Un pranzo ottimo, molte risate, molti racconti sui serpenti e sui leopardi. Andammo a letto in tenda. Il mattino seguente molto presto eravamo già in cammino per un certo posto ove ci attendevano dei somarelli per portarci lungo il Gasch.
La marcia della colonna dei cacciatori in somarello è stata simpaticissima e ricca di aneddoti buffi. La colonna con in testa il comm. Liberati seguito da Bruno, poi da me, intanto marciava lungo il sabbioso Gasch. Dopo quasi un'ora avvistammo gli elefanti nella macchia a sinistra del fiume.

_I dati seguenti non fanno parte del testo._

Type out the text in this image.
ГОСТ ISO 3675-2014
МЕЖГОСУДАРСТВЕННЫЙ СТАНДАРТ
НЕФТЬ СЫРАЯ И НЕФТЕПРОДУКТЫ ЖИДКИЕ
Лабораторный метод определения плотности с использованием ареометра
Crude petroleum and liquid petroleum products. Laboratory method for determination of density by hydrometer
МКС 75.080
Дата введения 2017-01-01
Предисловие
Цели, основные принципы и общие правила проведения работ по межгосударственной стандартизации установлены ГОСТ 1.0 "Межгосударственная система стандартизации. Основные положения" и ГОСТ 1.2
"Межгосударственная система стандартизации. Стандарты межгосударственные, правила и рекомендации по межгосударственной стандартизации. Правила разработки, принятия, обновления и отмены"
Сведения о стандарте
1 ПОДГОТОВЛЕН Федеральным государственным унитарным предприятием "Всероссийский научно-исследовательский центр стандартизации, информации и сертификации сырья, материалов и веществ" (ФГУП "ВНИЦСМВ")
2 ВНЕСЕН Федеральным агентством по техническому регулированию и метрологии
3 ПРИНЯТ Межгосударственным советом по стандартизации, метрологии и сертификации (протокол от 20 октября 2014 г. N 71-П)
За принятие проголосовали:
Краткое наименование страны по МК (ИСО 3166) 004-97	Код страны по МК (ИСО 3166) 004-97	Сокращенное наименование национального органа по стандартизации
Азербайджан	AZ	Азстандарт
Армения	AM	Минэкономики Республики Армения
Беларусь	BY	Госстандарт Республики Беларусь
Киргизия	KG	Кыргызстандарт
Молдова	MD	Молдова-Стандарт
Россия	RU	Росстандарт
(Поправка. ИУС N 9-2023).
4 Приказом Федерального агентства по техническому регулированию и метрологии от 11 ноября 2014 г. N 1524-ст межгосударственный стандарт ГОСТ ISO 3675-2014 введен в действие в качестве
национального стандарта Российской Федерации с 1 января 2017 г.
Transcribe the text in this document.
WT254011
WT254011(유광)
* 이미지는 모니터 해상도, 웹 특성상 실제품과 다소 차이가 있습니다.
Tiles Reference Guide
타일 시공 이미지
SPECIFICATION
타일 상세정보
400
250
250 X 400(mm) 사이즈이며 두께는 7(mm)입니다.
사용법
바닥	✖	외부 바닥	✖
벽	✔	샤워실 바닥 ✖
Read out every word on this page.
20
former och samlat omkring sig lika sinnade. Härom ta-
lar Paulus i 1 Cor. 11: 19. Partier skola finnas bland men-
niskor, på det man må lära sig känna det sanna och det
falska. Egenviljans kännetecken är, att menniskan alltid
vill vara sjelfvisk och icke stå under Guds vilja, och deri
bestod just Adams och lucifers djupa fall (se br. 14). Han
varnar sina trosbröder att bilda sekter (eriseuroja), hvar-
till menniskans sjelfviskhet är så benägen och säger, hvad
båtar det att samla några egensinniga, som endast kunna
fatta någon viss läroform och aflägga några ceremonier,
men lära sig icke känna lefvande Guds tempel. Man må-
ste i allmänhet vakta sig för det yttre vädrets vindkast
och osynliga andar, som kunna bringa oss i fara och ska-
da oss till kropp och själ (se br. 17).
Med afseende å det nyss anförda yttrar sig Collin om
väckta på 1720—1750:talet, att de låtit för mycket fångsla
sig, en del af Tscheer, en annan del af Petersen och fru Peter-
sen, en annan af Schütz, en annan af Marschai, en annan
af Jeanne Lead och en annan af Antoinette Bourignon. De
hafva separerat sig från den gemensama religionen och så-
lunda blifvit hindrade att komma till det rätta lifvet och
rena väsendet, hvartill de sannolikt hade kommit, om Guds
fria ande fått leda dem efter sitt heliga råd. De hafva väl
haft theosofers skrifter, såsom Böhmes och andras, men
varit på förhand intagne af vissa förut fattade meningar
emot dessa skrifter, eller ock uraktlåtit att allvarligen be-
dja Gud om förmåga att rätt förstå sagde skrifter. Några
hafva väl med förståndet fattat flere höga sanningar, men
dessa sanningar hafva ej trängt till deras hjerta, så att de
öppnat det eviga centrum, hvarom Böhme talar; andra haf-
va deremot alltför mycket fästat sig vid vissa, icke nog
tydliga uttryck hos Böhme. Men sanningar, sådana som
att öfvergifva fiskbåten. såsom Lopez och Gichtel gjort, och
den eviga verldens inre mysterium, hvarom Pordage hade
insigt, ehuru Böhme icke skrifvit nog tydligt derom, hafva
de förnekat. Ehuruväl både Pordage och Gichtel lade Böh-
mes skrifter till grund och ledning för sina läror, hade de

— Fermi tutti e a terra — disse Liberati.
— Procediamo lentamente a piedi — disse ancora. Noi, seguiti da un coraggioso fotografo, così facemmo. Ad un tratto un grandissimo elefante sbuca dalla folta foresta e si ferma a guardarci, quasi incuriosito. Il fotografo cerca avvicinarsi più che può e scatta due o tre fotografie. Liberati e Bruno tranquilli scrutano le mosse della bestia che dopo un po' di esitazione si avvicina ancora verso di noi con un breve trotterello. A quella mossa fuggirono tutti. Indigeni con i somarelli; i pastori che erano nei pressi cercavano di spingere via i buoi.
— Attenzione — disse Liberati — non capisco cosa vuol fare questa bestia; state pronti con i fucili.